Ah, shit. Don’t do it, BoJack!!! Don’t!
I'm not ready for what's to come in the final three episodes.
if he takes that mf drink :(
"Does she know I'm butter?"
"I'm glad to hear you're on a roll."
SCORE: 7/10
"But doctor, I am Sad Dog", that was a nice one. "But her females", very good too.
I really can't care for Todd's stories anymore. And how weird is it that the only time he communicates like a normal person is when he's being mean to Bojack ?
Diane's book is ready, so how much time has actually passed ? Is it too late for the pregnant Diane theory ?
The way everyone behave toward Bojack is a little too caricatural to show that he's hit another rock bottom. Still a lot of bad choices following these guys one after another. And obviously, the choice of the bottle.
“I’ll see you around“.
This season's f-word has been dropped in such a subtle way that I actually had to rewind the episode a couple of times to check if I'd heard correctly or not. I guess it really goes to show that BoJack's relationship with the public will never be the same again.
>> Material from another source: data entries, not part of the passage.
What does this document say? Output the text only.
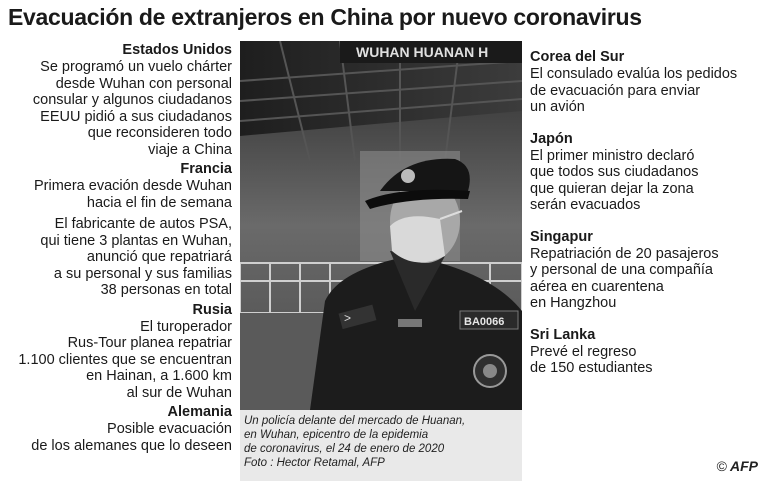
Evacuación de extranjeros en China por nuevo coronavirus

Estados Unidos

Se programó un vuelo chárter
desde Wuhan con personal
consular y algunos ciudadanos
EEUU pidió a sus ciudadanos
que reconsideren todo
viaje a China

Francia

Primera evación desde Wuhan
hacia el fin de semana

El fabricante de autos PSA,
qui tiene 3 plantas en Wuhan,
anunció que repatriará
a su personal y sus familias
38 personas en total

Rusia

El turoperador
Rus-Tour planea repatriar
1.100 clientes que se encuentran
en Hainan, a 1.600 km
al sur de Wuhan

Alemania

Posible evacuación
de los alemanes que lo deseen

WUHAN HUANAN H
>	BA0066

Un policía delante del mercado de Huanan,
en Wuhan, epicentro de la epidemia
de coronavirus, el 24 de enero de 2020
Foto : Hector Retamal, AFP

Corea del Sur

El consulado evalúa los pedidos
de evacuación para enviar
un avión

Japón

El primer ministro declaró
que todos sus ciudadanos
que quieran dejar la zona
serán evacuados

Singapur

Repatriación de 20 pasajeros
y personal de una compañía
aérea en cuarentena
en Hangzhou

Sri Lanka

Prevé el regreso
de 150 estudiantes

© AFP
Review by Andrew BloomVIP 9BlockedParentSpoilers2020-01-31T15:57:58Z
[7.3/10] This was a tough one to watch too. Again, its tough to see BoJack as a pariah, even if it’s the mess he himself made. We’ve seen him make so much progress in his life, and years of storytelling have led us to expect that means the universe will karmically reward him with good things. Well, BoJack isn’t a normal show, and is instead positioned him as a public punching bag, getting accosted on the street, made fun of on television, and glared at in diners. There’s an extent to which BoJack deserves this, but it also doesn't make it particularly fun to watch.
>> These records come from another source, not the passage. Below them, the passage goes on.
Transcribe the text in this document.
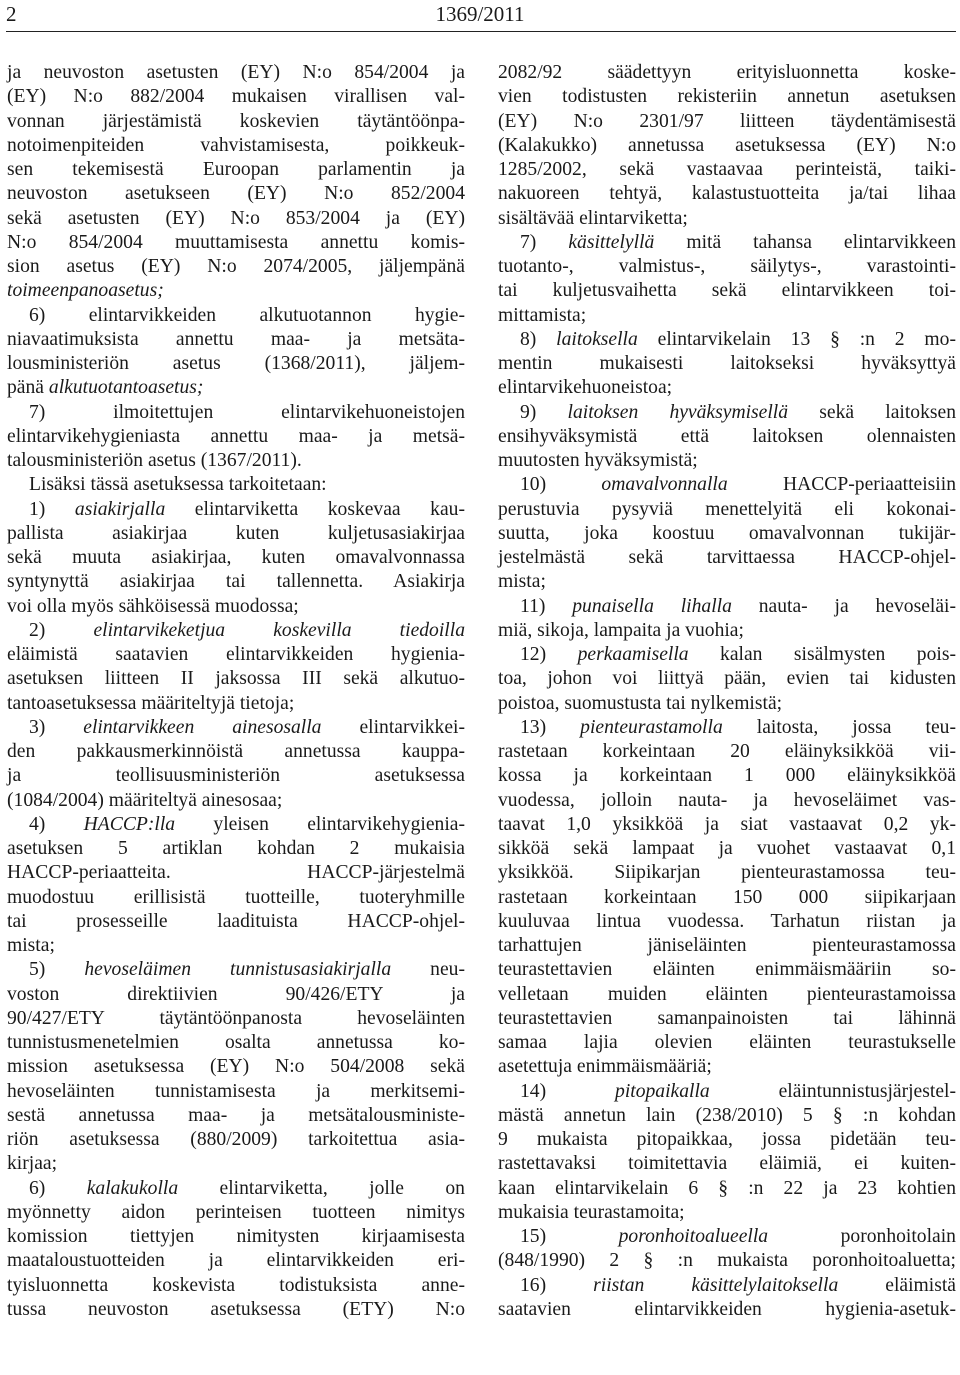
2	1369/2011
ja neuvoston asetusten (EY) N:o 854/2004 ja
(EY) N:o 882/2004 mukaisen virallisen val-
vonnan järjestämistä koskevien täytäntöönpa-
notoimenpiteiden vahvistamisesta, poikkeuk-
sen tekemisestä Euroopan parlamentin ja
neuvoston asetukseen (EY) N:o 852/2004
sekä asetusten (EY) N:o 853/2004 ja (EY)
N:o 854/2004 muuttamisesta annettu komis-
sion asetus (EY) N:o 2074/2005, jäljempänä
toimeenpanoasetus;
6) elintarvikkeiden alkutuotannon hygie-
niavaatimuksista annettu maa- ja metsäta-
lousministeriön asetus (1368/2011), jäljem-
pänä alkutuotantoasetus;
7) ilmoitettujen elintarvikehuoneistojen
elintarvikehygieniasta annettu maa- ja metsä-
talousministeriön asetus (1367/2011).
Lisäksi tässä asetuksessa tarkoitetaan:
1) asiakirjalla elintarviketta koskevaa kau-
pallista asiakirjaa kuten kuljetusasiakirjaa
sekä muuta asiakirjaa, kuten omavalvonnassa
syntynyttä asiakirjaa tai tallennetta. Asiakirja
voi olla myös sähköisessä muodossa;
2) elintarvikeketjua koskevilla tiedoilla
eläimistä saatavien elintarvikkeiden hygienia-
asetuksen liitteen II jaksossa III sekä alkutuo-
tantoasetuksessa määriteltyjä tietoja;
3) elintarvikkeen ainesosalla elintarvikkei-
den pakkausmerkinnöistä annetussa kauppa-
ja teollisuusministeriön asetuksessa
(1084/2004) määriteltyä ainesosaa;
4) HACCP:lla yleisen elintarvikehygienia-
asetuksen 5 artiklan kohdan 2 mukaisia
HACCP-periaatteita. HACCP-järjestelmä
muodostuu erillisistä tuotteille, tuoteryhmille
tai prosesseille laadituista HACCP-ohjel-
mista;
5) hevoseläimen tunnistusasiakirjalla neu-
voston direktiivien 90/426/ETY ja
90/427/ETY täytäntöönpanosta hevoseläinten
tunnistusmenetelmien osalta annetussa ko-
mission asetuksessa (EY) N:o 504/2008 sekä
hevoseläinten tunnistamisesta ja merkitsemi-
sestä annetussa maa- ja metsätalousministe-
riön asetuksessa (880/2009) tarkoitettua asia-
kirjaa;
6) kalakukolla elintarviketta, jolle on
myönnetty aidon perinteisen tuotteen nimitys
komission tiettyjen nimitysten kirjaamisesta
maataloustuotteiden ja elintarvikkeiden eri-
tyisluonnetta koskevista todistuksista anne-
tussa neuvoston asetuksessa (ETY) N:o
2082/92 säädettyyn erityisluonnetta koske-
vien todistusten rekisteriin annetun asetuksen
(EY) N:o 2301/97 liitteen täydentämisestä
(Kalakukko) annetussa asetuksessa (EY) N:o
1285/2002, sekä vastaavaa perinteistä, taiki-
nakuoreen tehtyä, kalastustuotteita ja/tai lihaa
sisältävää elintarviketta;
7) käsittelyllä mitä tahansa elintarvikkeen
tuotanto-, valmistus-, säilytys-, varastointi-
tai kuljetusvaihetta sekä elintarvikkeen toi-
mittamista;
8) laitoksella elintarvikelain 13 § :n 2 mo-
mentin mukaisesti laitokseksi hyväksyttyä
elintarvikehuoneistoa;
9) laitoksen hyväksymisellä sekä laitoksen
ensihyväksymistä että laitoksen olennaisten
muutosten hyväksymistä;
10) omavalvonnalla HACCP-periaatteisiin
perustuvia pysyviä menettelyitä eli kokonai-
suutta, joka koostuu omavalvonnan tukijär-
jestelmästä sekä tarvittaessa HACCP-ohjel-
mista;
11) punaisella lihalla nauta- ja hevoseläi-
miä, sikoja, lampaita ja vuohia;
12) perkaamisella kalan sisälmysten pois-
toa, johon voi liittyä pään, evien tai kidusten
poistoa, suomustusta tai nylkemistä;
13) pienteurastamolla laitosta, jossa teu-
rastetaan korkeintaan 20 eläinyksikköä vii-
kossa ja korkeintaan 1 000 eläinyksikköä
vuodessa, jolloin nauta- ja hevoseläimet vas-
taavat 1,0 yksikköä ja siat vastaavat 0,2 yk-
sikköä sekä lampaat ja vuohet vastaavat 0,1
yksikköä. Siipikarjan pienteurastamossa teu-
rastetaan korkeintaan 150 000 siipikarjaan
kuuluvaa lintua vuodessa. Tarhatun riistan ja
tarhattujen jäniseläinten pienteurastamossa
teurastettavien eläinten enimmäismääriin so-
velletaan muiden eläinten pienteurastamoissa
teurastettavien samanpainoisten tai lähinnä
samaa lajia olevien eläinten teurastukselle
asetettuja enimmäismääriä;
14) pitopaikalla eläintunnistusjärjestel-
mästä annetun lain (238/2010) 5 § :n kohdan
9 mukaista pitopaikkaa, jossa pidetään teu-
rastettavaksi toimitettavia eläimiä, ei kuiten-
kaan elintarvikelain 6 § :n 22 ja 23 kohtien
mukaisia teurastamoita;
15) poronhoitoalueella poronhoitolain
(848/1990) 2 § :n mukaista poronhoitoaluetta;
16) riistan käsittelylaitoksella eläimistä
saatavien elintarvikkeiden hygienia-asetuk-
The other side of the coin is that this is an interesting exploration of where publicly shamed people turn when they have nowhere left to go. BoJack has alienated most of his friends (the irony of Todd kicking him out isn’t lost on me), and so looks to anywhere he gets validation. That becomes particularly troublesome when the only guy who’ll give him the time of day is a libertine fuck-up himself who enables BoJack more than he helps him. That character, BoJack’s new “sponsor” is a little over the top, but communicates the ways in which the only people who will associate with BoJack after all his public misdeeds are, well, the worst people.
It dramatizes the way that BoJack’s only appeal now is to people who would go see a “Horny Unicorn” movie, or frat guys who think that feminism has gone too far, or others who share his old worldview that nothing he did or does is his fault or something that he has to take responsibility for. BoJack did such good work to get better, and yet the ghosts of his old self have come back to push away the good things he got back into his life because of that, and drag him back down into the muck.
The B-stories along the way are glancing, but solid. Todd trying to throw a fancy party to impress his mom is interesting and a touch amusing. The three party phrases and Mr. PB’s reaction to them are worth a laugh. It’s unclear where they’re going with this, but color me intrigued.
At the same time, I like Diane’s little story here, where she’s worried about trying to write “real literature” rather than another Ivy Tran adventure, until she realizes that it actually allowed her to connect with Sonny in a way she wasn’t expecting. There’s both sweetness and comedy to Sonny demeaning the book as for “girl losers” while sheepishly having connected with its ideas and emotions himself.
Still, the emotional throughline in this episode is BoJack trying to hold onto the various connections that have kept him afloat. Diane is one of those connections, but she’s a thousand miles away right now. But one of his most important is Hollyhock, and the letter he carries from her in his pocket is a great device to represent his fear that she’s cut him out of her life. When it looks like she has,, BoJack goes into a trance and, in the final moments, maybe relapses.
With that, “Horny Unicorn” is an interesting look at the personal effects of public shaming like that, the effect it has on people, even people who deserve it. But it’s understandably unpleasant to watch.